Rodney didn’t know it then, but he was balancing between the roles of Product Manager and Engineer. He listened to user feedback, planned features, stayed engaged in forums, and constantly pushed new updates — this was the norm.
In this game, downtime was unacceptable. Users were not only running these bots for personal use, but their businesses also depended upon them. Selling GP (Runescape’s currency) and high stat accounts was a widespread phenomenon, and you had to work hard to meet demands.
Trouble in paradise
From the summer of Rodney’s freshmen year to the beginning of senior year, his life consisted of a full day of school, an hour of chores, and a night of coding. To some extent, this affected his school performance, because he was so focused on making a better product. Coding became his priority, and he poured all his time into AutoFighter Pro.
When it was all said and done, it could fight multiple monsters simultaneously, automatically heal you, auto-respond to real human players, and many more unique features. But as you might’ve guessed, this didn’t go on forever.
After about one year of selling scripts, there was a lawsuit against the founders. They fought hard for another year, but ultimately lost the case a few days before Rodney’s 17th birthday. This led to the closure of all sites that were selling premium bots and their forums.
To be honest: when Rodney first started, he didn’t plan on telling anyone about what he was doing. Rodney was excited because things were taking off, but he was also nervous because he didn’t know what he needed to do.
So whom did he tell first? He told his Mom. Her reaction? Intrigued, somewhat confused, and a bit concerned. She didn’t understand what exactly Rodney was doing, how he got into it, or why people paid for it. Rodney’s Dad also had the same reaction, but they were happy for him and as long as he was protected legally, they supported it. Rodney never told anyone else until he graduated High School.

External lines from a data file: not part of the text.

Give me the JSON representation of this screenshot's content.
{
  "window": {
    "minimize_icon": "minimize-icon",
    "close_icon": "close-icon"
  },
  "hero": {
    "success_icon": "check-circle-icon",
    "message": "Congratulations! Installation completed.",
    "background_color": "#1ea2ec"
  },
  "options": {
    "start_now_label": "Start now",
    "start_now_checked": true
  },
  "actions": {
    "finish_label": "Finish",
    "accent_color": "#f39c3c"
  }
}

At this point you’re probably wondering, what did a kid like Rodney do with all that money? To name a few things: He helped clear family debt, took his family to Disney World, and invested in himself. In hindsight, this opportunity couldn’t have came at a better time for Rodney and his family. It was during the last U.S. recession, and like millions of others during that time, that they had their struggles — but Rodney is proud to say this softened the blow.
Gaming and Programming changed Rodney’s life.

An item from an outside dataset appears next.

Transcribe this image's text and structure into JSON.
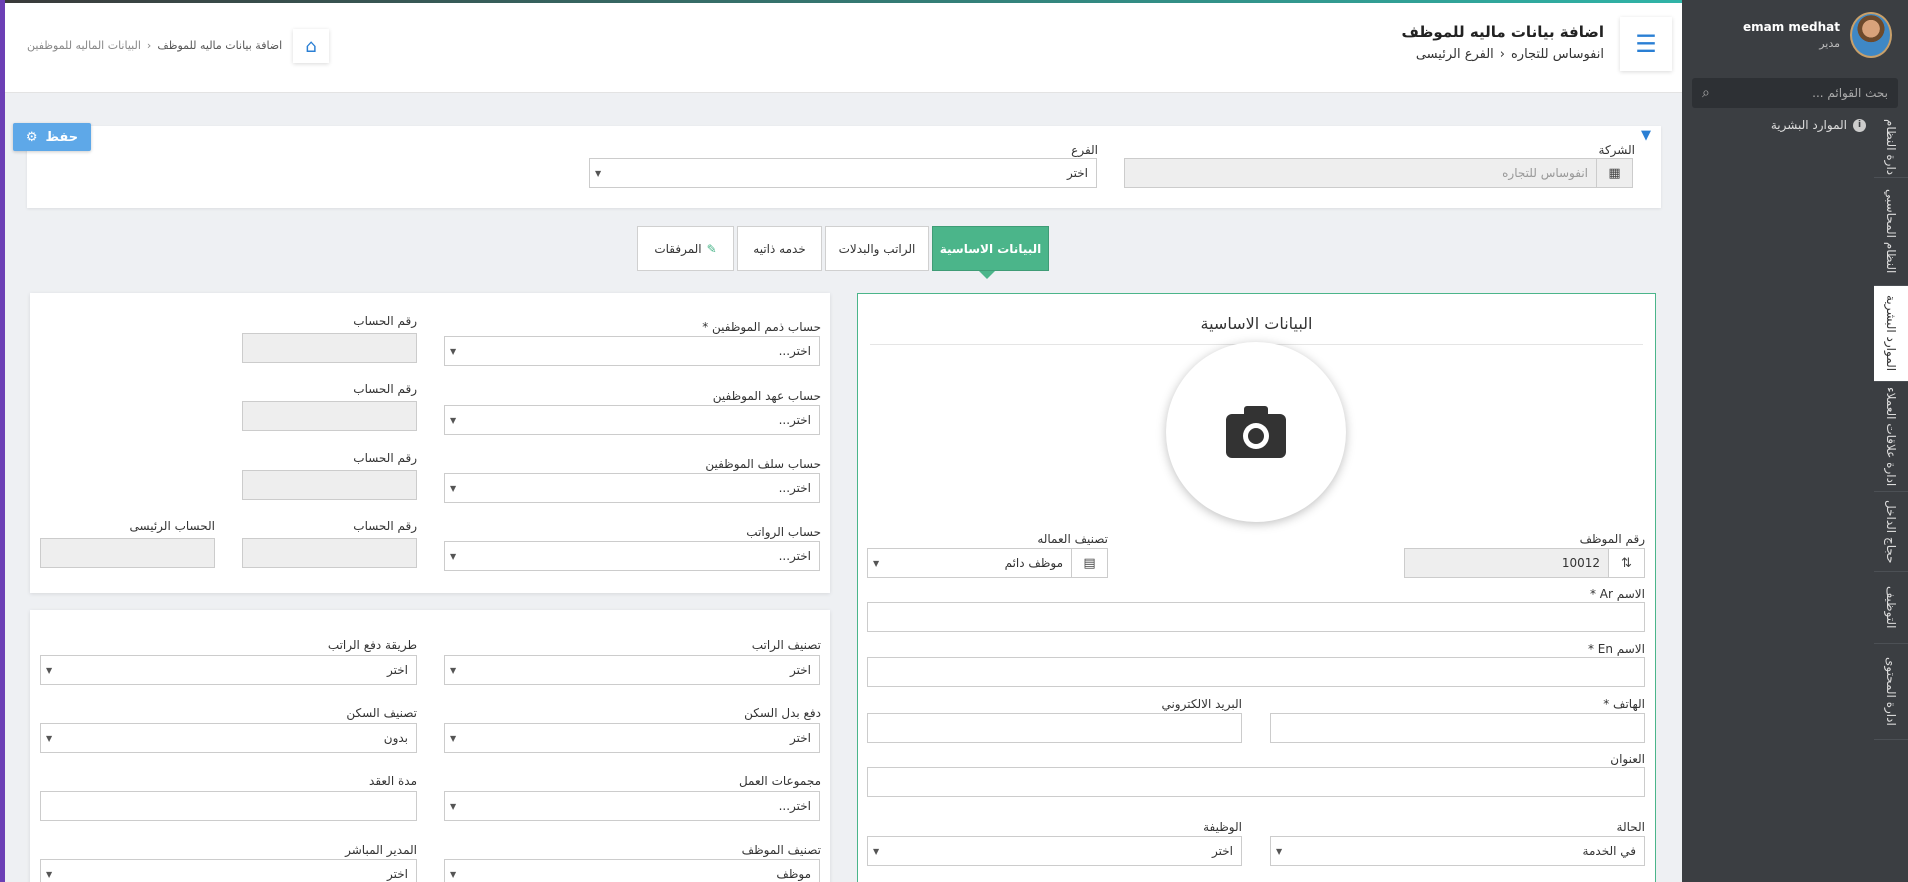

Since then, Rodney has been coding, designing, and managing products. Shortly after he stopped working on the bots, Rodney took his extra free time and learned Android development.

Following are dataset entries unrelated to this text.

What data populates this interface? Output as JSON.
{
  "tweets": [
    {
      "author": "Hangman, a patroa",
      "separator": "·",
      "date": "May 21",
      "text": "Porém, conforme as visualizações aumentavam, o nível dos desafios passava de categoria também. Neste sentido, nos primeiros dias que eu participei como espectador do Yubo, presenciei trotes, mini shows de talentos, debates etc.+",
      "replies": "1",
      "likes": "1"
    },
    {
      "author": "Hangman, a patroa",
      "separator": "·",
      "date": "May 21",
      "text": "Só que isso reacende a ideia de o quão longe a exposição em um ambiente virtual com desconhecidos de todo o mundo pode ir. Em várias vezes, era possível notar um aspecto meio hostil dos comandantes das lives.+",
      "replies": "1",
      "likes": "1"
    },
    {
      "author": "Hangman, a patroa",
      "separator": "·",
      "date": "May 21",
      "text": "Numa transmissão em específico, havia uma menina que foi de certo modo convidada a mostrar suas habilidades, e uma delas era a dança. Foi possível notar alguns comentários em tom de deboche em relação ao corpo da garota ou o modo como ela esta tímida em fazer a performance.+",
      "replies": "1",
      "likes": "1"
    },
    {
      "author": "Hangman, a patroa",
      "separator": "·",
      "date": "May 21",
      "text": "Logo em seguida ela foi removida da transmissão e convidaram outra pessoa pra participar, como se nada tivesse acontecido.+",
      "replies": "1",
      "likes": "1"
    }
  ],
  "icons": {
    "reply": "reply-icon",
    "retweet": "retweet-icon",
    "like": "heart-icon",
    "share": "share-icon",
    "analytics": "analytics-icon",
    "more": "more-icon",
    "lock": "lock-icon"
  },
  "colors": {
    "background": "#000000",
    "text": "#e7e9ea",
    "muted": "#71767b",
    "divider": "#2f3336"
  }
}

In February 2012 he launched Follow, an app for Twitter that tracks who’s unfollowed you, whom you don’t follow, and who’s followed you. Within a few short months, the app reached 20,000 downloads. Rodney wrote about how it reached 150,000 downloads, and today it has over 200,000 downloads.
After three semesters in college, Rodney dropped out to start Puricode — a product company. Rodney and his team wanted to build products for small businesses and start-ups and release their own internal products. Their first project was Runn, an on-demand delivery app for colleges. They launched a beta test on Wayne State University campus that got a lot of buzz, and led to them cold-emailing Mark Cuban and negotiating an investment.
After two years, they stopped working on Runn, and focused on other opportunities. In addition to his own ventures, Rodney has engineered at some great companies: Nexient, Ford, and Nima Labs.
Rodney is now in Santa Monica, working on SafePGP — a cryptography tool, as well as a crypto trading app. He has been blessed to have the opportunity to do his favorite childhood hobby as a profession, and he couldn’t imagine doing anything else.